Et, s’excusant sur une entrevue pressante, il prit congé de son hôte, manifestement à regret.

Cependant Cécilius observait, sur la gauche de la route, un rassemblement considérable d’individus, que refoulaient, à coups de matraques, des gardes-chiourmes et autour desquels bondissaient, avec des aboiements féroces, d’énormes chiens de berger.

« C’est la « catène ! » dit Mappalicus… un contingent de prisonniers qui arrivent d’Égypte… »

Il s’efforçait de détourner l’attention du visiteur.

« Je veux voir ! » dit celui-ci d’un ton de maître, en s’avançant vers la horde des misérables.
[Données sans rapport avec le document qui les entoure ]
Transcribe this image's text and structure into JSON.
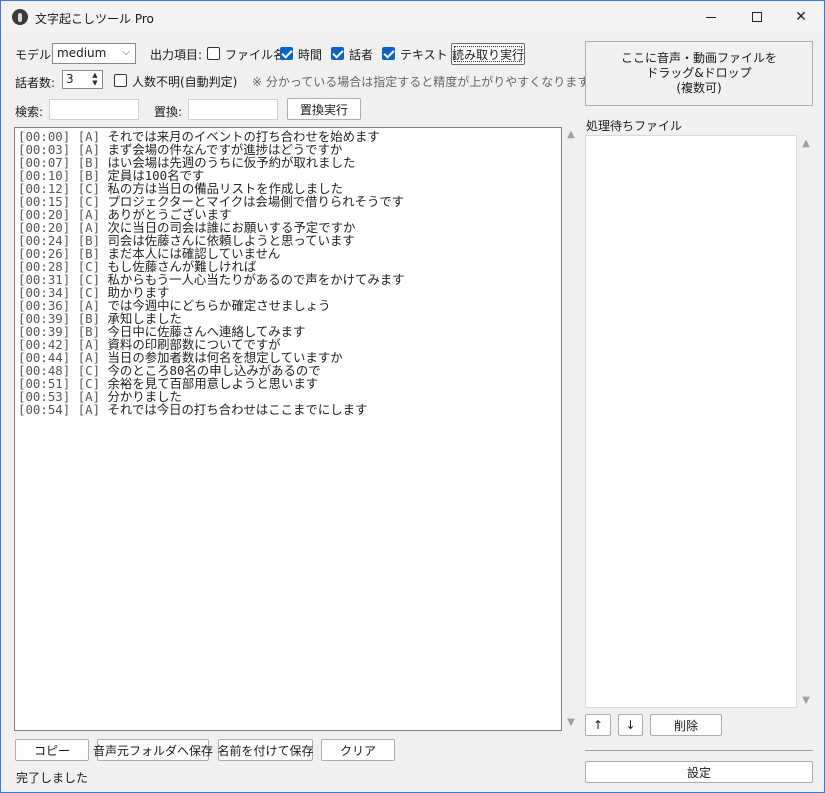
{
  "window": {
    "title": "文字起こしツール Pro"
  },
  "controls": {
    "model_label": "モデル:",
    "model_value": "medium",
    "output_label": "出力項目:",
    "output_options": [
      {
        "label": "ファイル名",
        "checked": false
      },
      {
        "label": "時間",
        "checked": true
      },
      {
        "label": "話者",
        "checked": true
      },
      {
        "label": "テキスト",
        "checked": true
      }
    ],
    "run_button": "読み取り実行",
    "speakers_label": "話者数:",
    "speakers_value": "3",
    "unknown_label": "人数不明(自動判定)",
    "unknown_checked": false,
    "hint": "※ 分かっている場合は指定すると精度が上がりやすくなります",
    "search_label": "検索:",
    "search_value": "",
    "replace_label": "置換:",
    "replace_value": "",
    "replace_button": "置換実行"
  },
  "transcript": [
    {
      "time": "[00:00]",
      "speaker": "[A]",
      "text": "それでは来月のイベントの打ち合わせを始めます"
    },
    {
      "time": "[00:03]",
      "speaker": "[A]",
      "text": "まず会場の件なんですが進捗はどうですか"
    },
    {
      "time": "[00:07]",
      "speaker": "[B]",
      "text": "はい会場は先週のうちに仮予約が取れました"
    },
    {
      "time": "[00:10]",
      "speaker": "[B]",
      "text": "定員は100名です"
    },
    {
      "time": "[00:12]",
      "speaker": "[C]",
      "text": "私の方は当日の備品リストを作成しました"
    },
    {
      "time": "[00:15]",
      "speaker": "[C]",
      "text": "プロジェクターとマイクは会場側で借りられそうです"
    },
    {
      "time": "[00:20]",
      "speaker": "[A]",
      "text": "ありがとうございます"
    },
    {
      "time": "[00:20]",
      "speaker": "[A]",
      "text": "次に当日の司会は誰にお願いする予定ですか"
    },
    {
      "time": "[00:24]",
      "speaker": "[B]",
      "text": "司会は佐藤さんに依頼しようと思っています"
    },
    {
      "time": "[00:26]",
      "speaker": "[B]",
      "text": "まだ本人には確認していません"
    },
    {
      "time": "[00:28]",
      "speaker": "[C]",
      "text": "もし佐藤さんが難しければ"
    },
    {
      "time": "[00:31]",
      "speaker": "[C]",
      "text": "私からもう一人心当たりがあるので声をかけてみます"
    },
    {
      "time": "[00:34]",
      "speaker": "[C]",
      "text": "助かります"
    },
    {
      "time": "[00:36]",
      "speaker": "[A]",
      "text": "では今週中にどちらか確定させましょう"
    },
    {
      "time": "[00:39]",
      "speaker": "[B]",
      "text": "承知しました"
    },
    {
      "time": "[00:39]",
      "speaker": "[B]",
      "text": "今日中に佐藤さんへ連絡してみます"
    },
    {
      "time": "[00:42]",
      "speaker": "[A]",
      "text": "資料の印刷部数についてですが"
    },
    {
      "time": "[00:44]",
      "speaker": "[A]",
      "text": "当日の参加者数は何名を想定していますか"
    },
    {
      "time": "[00:48]",
      "speaker": "[C]",
      "text": "今のところ80名の申し込みがあるので"
    },
    {
      "time": "[00:51]",
      "speaker": "[C]",
      "text": "余裕を見て百部用意しようと思います"
    },
    {
      "time": "[00:53]",
      "speaker": "[A]",
      "text": "分かりました"
    },
    {
      "time": "[00:54]",
      "speaker": "[A]",
      "text": "それでは今日の打ち合わせはここまでにします"
    }
  ],
  "bottom": {
    "copy_button": "コピー",
    "save_source_button": "音声元フォルダへ保存",
    "save_as_button": "名前を付けて保存",
    "clear_button": "クリア",
    "status": "完了しました"
  },
  "right": {
    "drop_lines": [
      "ここに音声・動画ファイルを",
      "ドラッグ&ドロップ",
      "(複数可)"
    ],
    "queue_label": "処理待ちファイル",
    "up_button": "↑",
    "down_button": "↓",
    "delete_button": "削除",
    "settings_button": "設定"
  },
  "colors": {
    "accent": "#0a64c8",
    "window_border": "#3a7bd5"
  }
}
Effectivement, c’étaient, en majeure partie, des Alexandrins qui, dans une émeute, avaient massacré la garde du préfet. Condamnés aux mines de Numidie, il leur avait fallu des mois pour faire à pied le trajet jusqu’à Sigus, en suivant la piste des caravanes. La tête à demi rasée, marqués au fer rouge comme un bétail, ils portaient des chaînes légères, qu’on remplaçait par des entraves plus pesantes, après quoi, on les poussait, attachés deux par deux, vers la sombre ouverture de la descenderie qui, pareille à une gueule de monstre accroupi aux pieds de la montagne, absorbait sans relâche toute cette chair vivante. Une abominable odeur de roussi empoisonnait l’air. Des forgerons agenouillés rivaient de forts anneaux autour des tibias maigres et poussiéreux. Les malheureux hurlaient, atrocement brûlés. Beaucoup, épuisés de fatigue, couverts de plaies repoussantes, se couchaient comme morts sur le sol, en refusant de bouger. Tel un vautour attiré par le relent du carnage, un individu à mine patibulaire rôdait autour de ces déchets humains. Cet individu n’était autre que Salloum, le marchand d’esclaves de Thuburnica, qui faisait son choix dans le rebut de la mine.